Dalam korespondensi surel, Trafigura selalu menyatakan bahwa pembayaran kepada Pertamina merupakan komitmen Trafigura untuk mencari solusi yang dapat disepakati bersama atas dispute, menerima pendaftaran TAT ke dalam DMUT dan mencabut status blacklist Trafigura. 

Realisasi invoice untuk menagih pembayaran tambahan atas transaksi dengan TAT sampai dengan bulan Oktober 2021 adalah sebesar USD580.300.00. 

"Penerimaan penawaran pembayaran tambahan tanpa penegasan status peruntukan yang jelas dapat diartikan Pertamina menerima tawaran Trafigura untuk dapat mengikuti kembali pengadaan di Pertamina serta agar TAT dapat diterima ke dalam DMUT," jelas BPK.

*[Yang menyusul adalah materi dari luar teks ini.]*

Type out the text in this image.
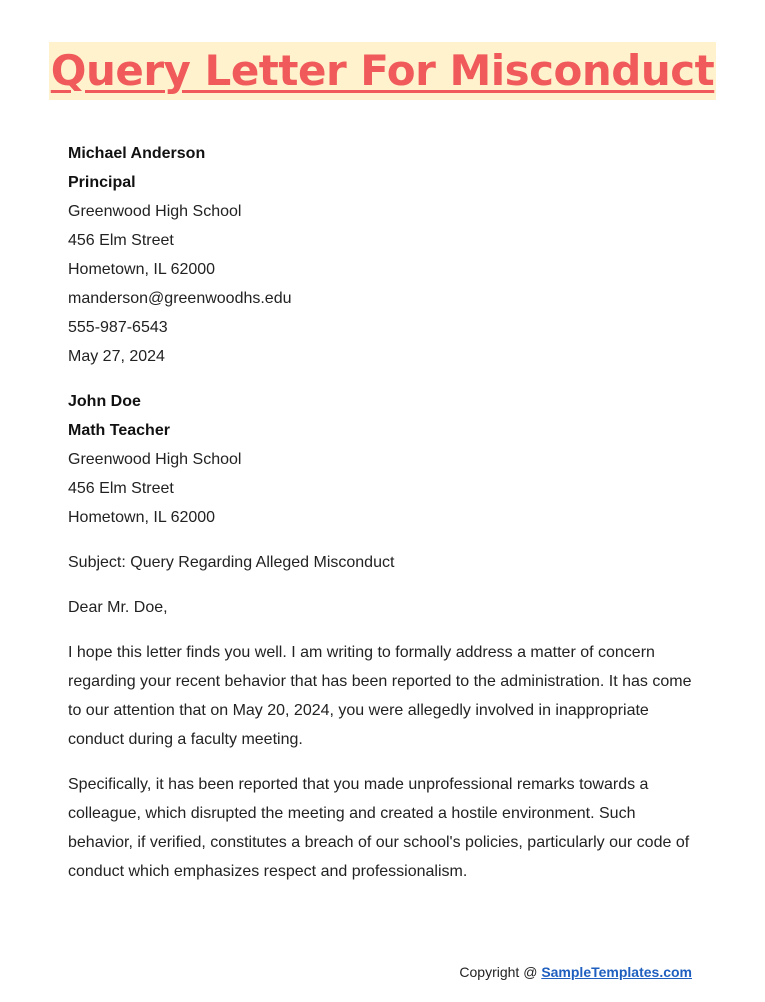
Query Letter For Misconduct
Michael Anderson
Principal
Greenwood High School
456 Elm Street
Hometown, IL 62000
manderson@greenwoodhs.edu
555-987-6543
May 27, 2024
John Doe
Math Teacher
Greenwood High School
456 Elm Street
Hometown, IL 62000
Subject: Query Regarding Alleged Misconduct
Dear Mr. Doe,

I hope this letter finds you well. I am writing to formally address a matter of concern regarding your recent behavior that has been reported to the administration. It has come to our attention that on May 20, 2024, you were allegedly involved in inappropriate conduct during a faculty meeting.

Specifically, it has been reported that you made unprofessional remarks towards a colleague, which disrupted the meeting and created a hostile environment. Such behavior, if verified, constitutes a breach of our school's policies, particularly our code of conduct which emphasizes respect and professionalism.

Copyright @ SampleTemplates.com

Lalu, soal Hin Leong Trading Pte Ltd gagal mengirimkan dua kargo yang diminta oleh Pertamina. Atas hal tersebut Pertamina belum memperoleh penggantian atas biaya tambahan yang timbul untuk kargo penggantinya karena Pertamina dan Hin Leong sepakat untuk menghapus klausul 'Failure of Delivery" dalam GTC. 

Klausul, lanjut BPK, tersebut mengatur jika terjadi kegagalan suplai oleh supplier, maka Pertamina berhak mengajukan klaim biaya langsung atau tidak langsung atas kargo penggantinya. 

"Hal tersebut mengakibatkan Pertamina harus menanggung kerugian atas kegagalan suplai Gasoline 92 RON Unl. (Spot oleh Hin Leong minimal sebesar USD2.135.000,00," jelas BPK.

Berdasarkan pemeriksaan yang telah dilakukan kecuali hal-hal yang dijelaskan pada paragraf di atas, BPK menyimpulkan bahwa Pengadaan Minyak Mentah dan Produk Kilang Tahun 2018 sampai dengan Semester 1 Tahun 2021 pada PT Pertamina (Persero), Subholding dan Instansi Terkait Lainnya, telah dilaksanakan sesuai dengan kriteria yang dinyatakan di atas, dalam semua hal yang material.

Selanjutnya, Badan Pemeriksa Keuangan sampai dengan periode Semester II Tahun 2021 telah melakukan pemantauan tindak lanjut rekomendasi Hasil Pemeriksaan terkait Pengadaan Minyak Mentah dan Produk Kilang dengan rekapitulasi sebagai berikut.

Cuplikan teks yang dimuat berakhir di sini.